The Johns Hopkins University
Homewood Conflict of Interest and Commitment


Travel FAQs

When do I have to disclose travel?

If you are an investigator on any PHS-supported grant or contract, you need to disclose each instance of travel that is reimbursed or sponsored by an outside entity, when the amount of travel during the preceding 12 months reaches or exceeds $5,000 in the aggregate for a particular entity.  (Note:  This aggregate value includes travel for spouses, domestic partners and dependent children unless the travel occurs in the course of their employment by the entity.)  Disclosures must be made within 30 days of reaching the $5,000 threshold and of every instance of sponsored or reimbursed travel occurring thereafter.

Do I need to disclose travel if I’m not an investigator on a PHS grant or contract? 

No.  Only investigators on PHS grants and contracts are required to disclose sponsored or reimbursed travel. 

What is meant by “reimbursed” and “sponsored” travel?

When an entity purchases your airline or train ticket or pays for your hotel stay, that is “sponsored travel.”  When an entity directly reimburses you for your purchase of transportation or lodging, that is considered “reimbursed travel.”

What if I don’t know the specific value of the sponsored travel I am disclosing?

eDisclose allows users to provide either the specific value, an estimate of the value, or a description of the travel costs covered by the entity.  To determine whether the aggregate value of sponsored and reimbursed travel has reached $5,000, investigators should make their best efforts to learn the value of the sponsored and reimbursed travel.

Do non-faculty investigators such as research coordinators need to disclose sponsored or reimbursed travel if they’re listed on a PHS-sponsored grant?  What if a research coordinator is a study team member on an IRB protocol?

All individuals who meet the definition of “investigator” on a PHS-supported research project must report their outside activities and financial interests.  Under JHU’s conflict of interest policy, an investigator is:

  • The project director or principal investigator and any other person responsible for the design, conduct, or reporting of research.  Includes collaborators and consultants.
  • All study team members on IRB applications.

The phrase “responsible for the design, conduct, or reporting of research” should be interpreted to mean any individual involved in the research who works independently enough to affect the objectivity of the design, collection, or analysis of research data or reporting of research results.  In addition to faculty members, this may include graduate and post-doctoral trainees, research staff, consultants, or other collaborators.  The definition of investigator is independent of whether or not an individual is employed or appointed by Johns Hopkins University.  The ultimate determination as to who is considered an investigator in PHS-supported research is the decision of the PI of the project.

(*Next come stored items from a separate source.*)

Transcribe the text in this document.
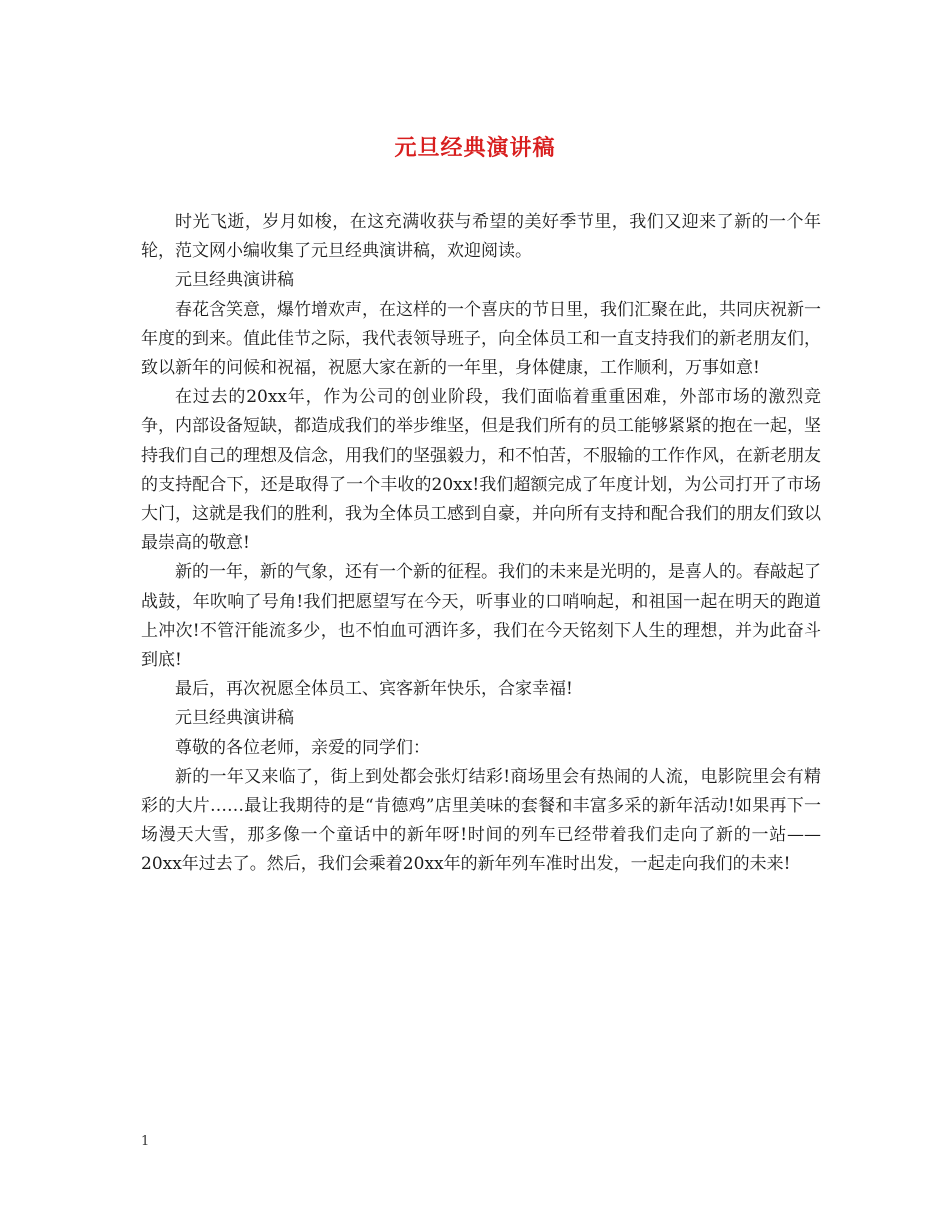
元旦经典演讲稿

时光飞逝，岁月如梭，在这充满收获与希望的美好季节里，我们又迎来了新的一个年轮，范文网小编收集了元旦经典演讲稿，欢迎阅读。

元旦经典演讲稿

春花含笑意，爆竹增欢声，在这样的一个喜庆的节日里，我们汇聚在此，共同庆祝新一年度的到来。值此佳节之际，我代表领导班子，向全体员工和一直支持我们的新老朋友们，致以新年的问候和祝福，祝愿大家在新的一年里，身体健康，工作顺利，万事如意!

在过去的20xx年，作为公司的创业阶段，我们面临着重重困难，外部市场的激烈竞争，内部设备短缺，都造成我们的举步维坚，但是我们所有的员工能够紧紧的抱在一起，坚持我们自己的理想及信念，用我们的坚强毅力，和不怕苦，不服输的工作作风，在新老朋友的支持配合下，还是取得了一个丰收的20xx!我们超额完成了年度计划，为公司打开了市场大门，这就是我们的胜利，我为全体员工感到自豪，并向所有支持和配合我们的朋友们致以最崇高的敬意!

新的一年，新的气象，还有一个新的征程。我们的未来是光明的，是喜人的。春敲起了战鼓，年吹响了号角!我们把愿望写在今天，听事业的口哨响起，和祖国一起在明天的跑道上冲次!不管汗能流多少，也不怕血可洒许多，我们在今天铭刻下人生的理想，并为此奋斗到底!

最后，再次祝愿全体员工、宾客新年快乐，合家幸福!

元旦经典演讲稿

尊敬的各位老师，亲爱的同学们：

新的一年又来临了，街上到处都会张灯结彩!商场里会有热闹的人流，电影院里会有精彩的大片……最让我期待的是“肯德鸡”店里美味的套餐和丰富多采的新年活动!如果再下一场漫天大雪，那多像一个童话中的新年呀!时间的列车已经带着我们走向了新的一站——20xx年过去了。然后，我们会乘着20xx年的新年列车准时出发，一起走向我们的未来!

1
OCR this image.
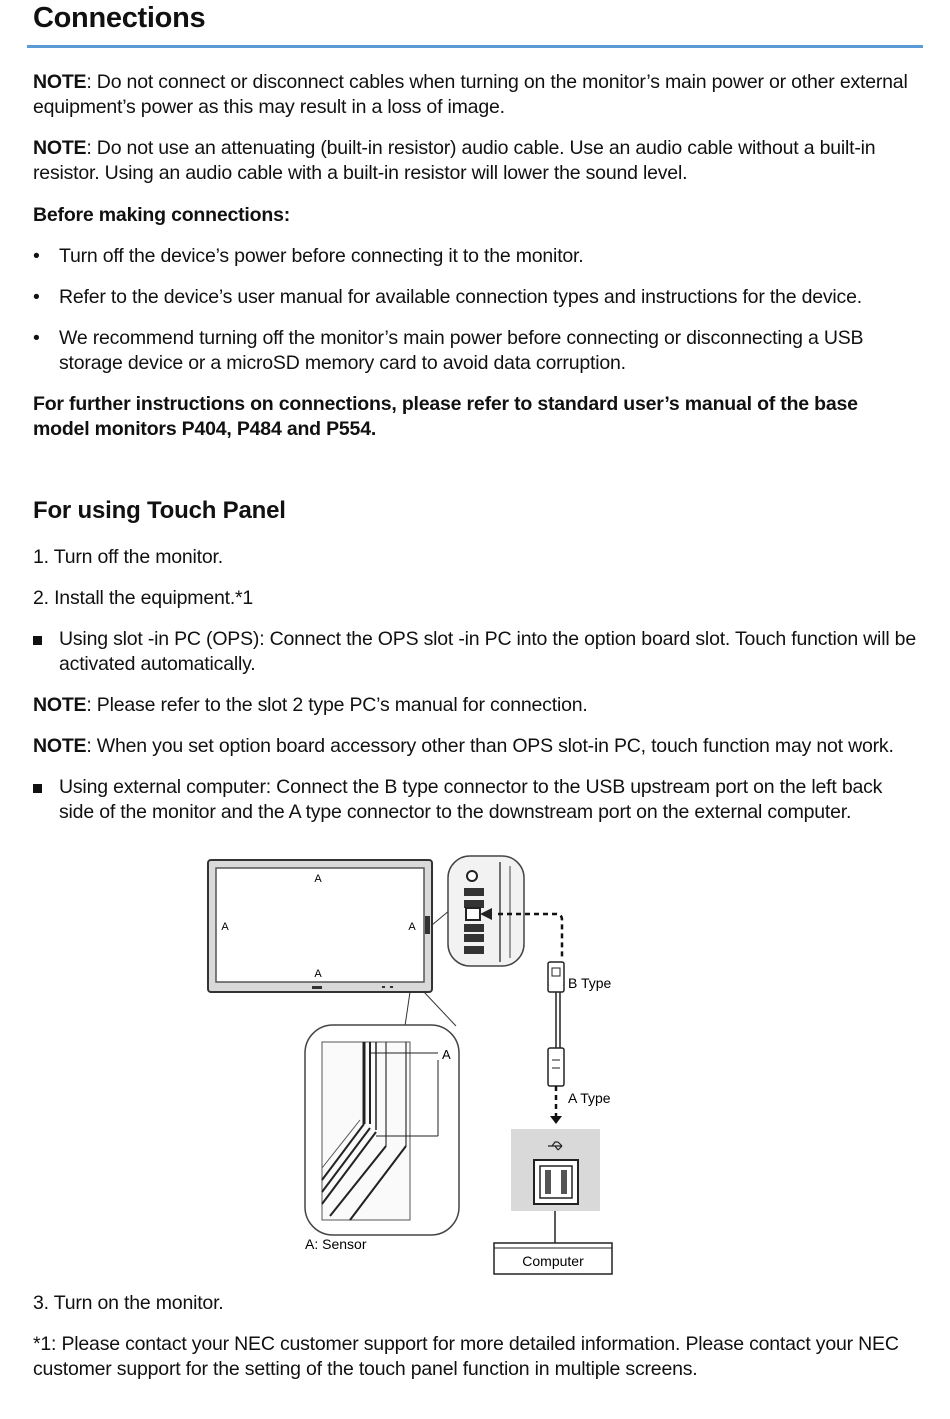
Connections
NOTE: Do not connect or disconnect cables when turning on the monitor’s main power or other external equipment’s power as this may result in a loss of image.
NOTE: Do not use an attenuating (built-in resistor) audio cable. Use an audio cable without a built-in resistor. Using an audio cable with a built-in resistor will lower the sound level.
Before making connections:
• Turn off the device’s power before connecting it to the monitor.
• Refer to the device’s user manual for available connection types and instructions for the device.
• We recommend turning off the monitor’s main power before connecting or disconnecting a USB storage device or a microSD memory card to avoid data corruption.
For further instructions on connections, please refer to standard user’s manual of the base model monitors P404, P484 and P554.
For using Touch Panel
1. Turn off the monitor.
2. Install the equipment.*1
Using slot -in PC (OPS): Connect the OPS slot -in PC into the option board slot. Touch function will be activated automatically.
NOTE: Please refer to the slot 2 type PC’s manual for connection.
NOTE: When you set option board accessory other than OPS slot-in PC, touch function may not work.
Using external computer: Connect the B type connector to the USB upstream port on the left back side of the monitor and the A type connector to the downstream port on the external computer.
A
A	A
A
B Type
A Type
Computer
A
A: Sensor
3. Turn on the monitor.
*1: Please contact your NEC customer support for more detailed information. Please contact your NEC customer support for the setting of the touch panel function in multiple screens.
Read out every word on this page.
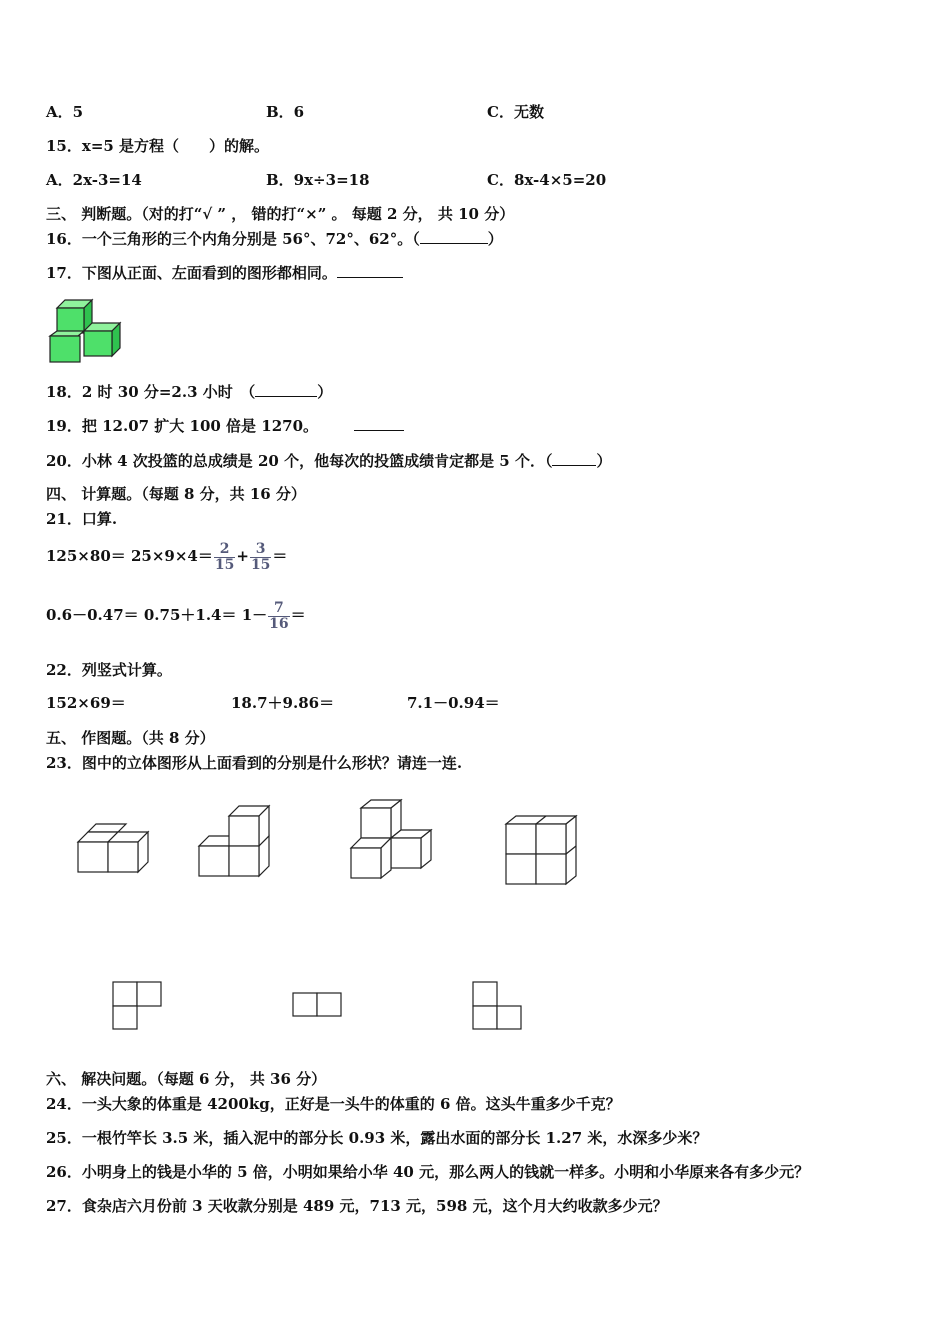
A．5	B．6	C．无数
15．x=5 是方程（　　）的解。
A．2x-3=14	B．9x÷3=18	C．8x-4×5=20
三、 判断题。（对的打“√ ” ， 错的打“×” 。 每题 2 分， 共 10 分）
16．一个三角形的三个内角分别是 56°、72°、62°。（	）
17．下图从正面、左面看到的图形都相同。
18．2 时 30 分=2.3 小时　（	）
19．把 12.07 扩大 100 倍是 1270。
20．小林 4 次投篮的总成绩是 20 个，他每次的投篮成绩肯定都是 5 个．（	）
四、 计算题。（每题 8 分，共 16 分）
21．口算.
$125\times 80= 25\times 9\times 4= \frac{2}{15} + \frac{3}{15}$ ＝
$0.6-0.47= 0.75+1.4= 1- \frac{7}{16}$ ＝
22．列竖式计算。
152×69＝	18.7＋9.86＝	7.1－0.94＝
五、 作图题。（共 8 分）
23．图中的立体图形从上面看到的分别是什么形状？请连一连.
六、 解决问题。（每题 6 分， 共 36 分）
24．一头大象的体重是 4200kg，正好是一头牛的体重的 6 倍。这头牛重多少千克？
25．一根竹竿长 3.5 米，插入泥中的部分长 0.93 米，露出水面的部分长 1.27 米，水深多少米？
26．小明身上的钱是小华的 5 倍，小明如果给小华 40 元，那么两人的钱就一样多。小明和小华原来各有多少元？
27．食杂店六月份前 3 天收款分别是 489 元，713 元，598 元，这个月大约收款多少元？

I am a consultant on an NIH grant to Johns Hopkins, and the grant paid for me to go to a conference.  Do I have to disclose that?

No.  Travel payments made by the institution do not need to be disclosed.

What if my travel is sponsored or reimbursed by a non-U.S. institution of higher education?

Only institutions of higher education chartered under U.S. law are exempt from the reporting requirements. Therefore, if you are an investigator on any PHS-supported grant or contract, you need to disclose travel that is sponsored or reimbursed by a foreign institution of higher education when/if the aggregate value of the travel sponsored or reimbursed by the institution reaches or exceeds $5,000.

What if an academic society or disease-advocacy organization pays for me to attend its annual meeting?  Do I need to disclose this as sponsored or reimbursed travel?  What if they waive my registration fee for the annual meeting?

If you are an investigator on any PHS-supported grant or contract and the organization pays (or reimburses you) for your flight or hotel stay, you need to make a disclosure when/if the aggregate value of the travel sponsored or reimbursed by the entity reaches or exceeds $5,000. Waiver of the registration fee does not need to be disclosed. 

What if I travel to a meeting where dinner is included and the sponsoring entity buys an expensive bottle of wine?  And what if they pay for my cab fare?  What if they just pay for meals during my trip?

For the purposes of reporting travel-related expenses, you need to disclose only sponsored or reimbursed transportation and lodging.  Please remember that the JHM Policy on Interaction with Industry prohibits acceptance of meal and other gifts from industry and, with limited exceptions, travel support from industry.  Please see the policy for further information. 

What if I extend a “disclosable” trip at my own expense?  How do I disclose this? For example, I am traveling to Singapore to give a talk at a Singaporean University and the institution will pay for my transportation and two nights at a hotel.  I am going to take a vacation and extend the trip for one week at my own expense.

You must disclose the transportation and lodging that are paid for by the Singaporean University.

If I take one trip at the invitation of multiple organizations, do I need to submit a disclosure for each entity from which I receive reimbursement/sponsorship?  For example, I am invited to give talks at three different organizations in Germany and each will pay for about one-third of my travel and lodging expenses. 

Yes, you need to disclose each organization’s sponsorship of your trip (provided the aggregate value of any travel sponsored or reimbursed by that entity over the past 12 months reaches or exceeds $5,000) and indicate, if possible, what each organization paid for.